From the New Scientist 23rd June 2012 (emphasis added):
Stephanie Wehner and Esther Hänggi at the National University of Singapore's Centre for Quantum Technology have taken a new tack, recasting the uncertainty principle in the language of information theory.

First, they suggest that the two properties of a single object that cannot be known simultaneously can be thought of as two streams of information encoded in the same particle. In the same way that you can't know a particle's momentum and location to an arbitrarily high level of accuracy, you also can't completely decode both of these messages. If you figure out how to read message 1 more accurately, then your ability to decrypt message 2 becomes more limited.

Next the pair calculate what happens if they loosen the limits of the uncertainty principle in this scenario, allowing the messages to be better decoded and letting you access information that you wouldn't have had when the uncertainty principle was in force.

Wehner and Hänggi conclude that this is the same as getting more useful energy, or work, out of a system than is put in, which is forbidden by the second law of thermodynamics. That is because both energy and information are needed to extract work from a system.

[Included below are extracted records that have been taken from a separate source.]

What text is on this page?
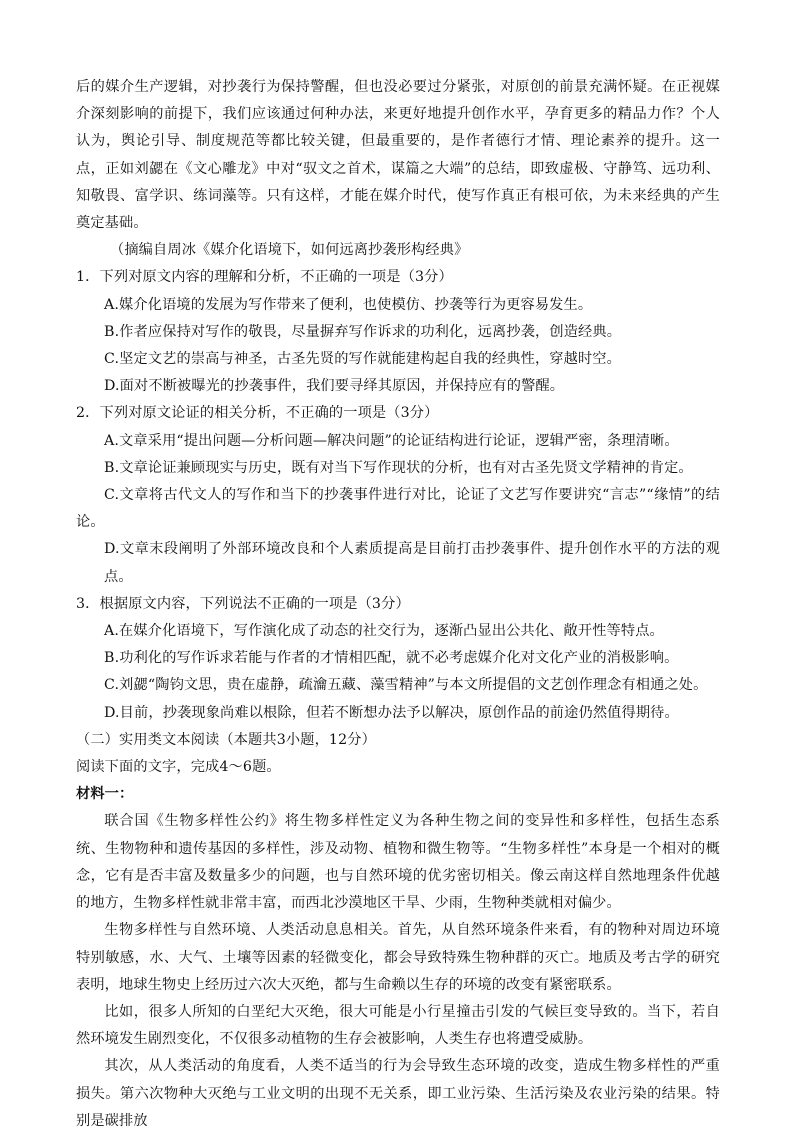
后的媒介生产逻辑，对抄袭行为保持警醒，但也没必要过分紧张，对原创的前景充满怀疑。在正视媒介深刻影响的前提下，我们应该通过何种办法，来更好地提升创作水平，孕育更多的精品力作？个人认为，舆论引导、制度规范等都比较关键，但最重要的，是作者德行才情、理论素养的提升。这一点，正如刘勰在《文心雕龙》中对“驭文之首术，谋篇之大端”的总结，即致虚极、守静笃、远功利、知敬畏、富学识、练词藻等。只有这样，才能在媒介时代，使写作真正有根可依，为未来经典的产生奠定基础。

（摘编自周冰《媒介化语境下，如何远离抄袭形构经典》

1．下列对原文内容的理解和分析，不正确的一项是（3分）

A.媒介化语境的发展为写作带来了便利，也使模仿、抄袭等行为更容易发生。

B.作者应保持对写作的敬畏，尽量摒弃写作诉求的功利化，远离抄袭，创造经典。

C.坚定文艺的崇高与神圣，古圣先贤的写作就能建构起自我的经典性，穿越时空。

D.面对不断被曝光的抄袭事件，我们要寻绎其原因，并保持应有的警醒。

2．下列对原文论证的相关分析，不正确的一项是（3分）

A.文章采用“提出问题—分析问题—解决问题”的论证结构进行论证，逻辑严密，条理清晰。

B.文章论证兼顾现实与历史，既有对当下写作现状的分析，也有对古圣先贤文学精神的肯定。

C.文章将古代文人的写作和当下的抄袭事件进行对比，论证了文艺写作要讲究“言志”“缘情”的结论。

D.文章末段阐明了外部环境改良和个人素质提高是目前打击抄袭事件、提升创作水平的方法的观点。

3．根据原文内容，下列说法不正确的一项是（3分）

A.在媒介化语境下，写作演化成了动态的社交行为，逐渐凸显出公共化、敞开性等特点。

B.功利化的写作诉求若能与作者的才情相匹配，就不必考虑媒介化对文化产业的消极影响。

C.刘勰“陶钧文思，贵在虚静，疏瀹五藏、藻雪精神”与本文所提倡的文艺创作理念有相通之处。

D.目前，抄袭现象尚难以根除，但若不断想办法予以解决，原创作品的前途仍然值得期待。

（二）实用类文本阅读（本题共3小题，12分）

阅读下面的文字，完成4～6题。

材料一：

联合国《生物多样性公约》将生物多样性定义为各种生物之间的变异性和多样性，包括生态系统、生物物种和遗传基因的多样性，涉及动物、植物和微生物等。“生物多样性”本身是一个相对的概念，它有是否丰富及数量多少的问题，也与自然环境的优劣密切相关。像云南这样自然地理条件优越的地方，生物多样性就非常丰富，而西北沙漠地区干旱、少雨，生物种类就相对偏少。

生物多样性与自然环境、人类活动息息相关。首先，从自然环境条件来看，有的物种对周边环境特别敏感，水、大气、土壤等因素的轻微变化，都会导致特殊生物种群的灭亡。地质及考古学的研究表明，地球生物史上经历过六次大灭绝，都与生命赖以生存的环境的改变有紧密联系。

比如，很多人所知的白垩纪大灭绝，很大可能是小行星撞击引发的气候巨变导致的。当下，若自然环境发生剧烈变化，不仅很多动植物的生存会被影响，人类生存也将遭受威胁。

其次，从人类活动的角度看，人类不适当的行为会导致生态环境的改变，造成生物多样性的严重损失。第六次物种大灭绝与工业文明的出现不无关系，即工业污染、生活污染及农业污染的结果。特别是碳排放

To understand why, imagine trying to drive a piston using a container full of heated gas. If you don't know in which direction the gas particles are moving, you may angle the piston wrongly and get no useful work out of the system. But if you do know which way they are moving, you will be able to angle the piston so that the moving particles drive it. You will have converted the heat into useful work in the second scenario, even though the same amount of energy is available as in the first scenario.

Being able to decode both of the messages in Wehner and Hänggi's imaginary particle suddenly gives you more information. As demonstrated by the piston, this means you have the potential to do more work. But this extra work comes for free so is the same as creating a perpetual motion machine, which is forbidden by thermodynamics (arxiv.org/abs/1205.6894v1).

"The second law of thermodynamics is something which we see everywhere and basically no one is questioning," says Mario Berta, a theoretical physicist from the Swiss Federal Institute of Technology in Zurich, who was not involved in the work. "Now we know that without an uncertainty principle we could break the second law."

Jessica Giggs "To be quantum is to be uncertain", New Scientist v214 n2870 (online here)

Ironically, being a philosophy major, I identify more with being part of a community which includes peolple like Stephanie and Esther, rather than one that gives authoritarian roles (as moderators on Philosophy Forums) to such pseudo-intellectuals as the ones that have been shown (above) to be resistant to new ideas.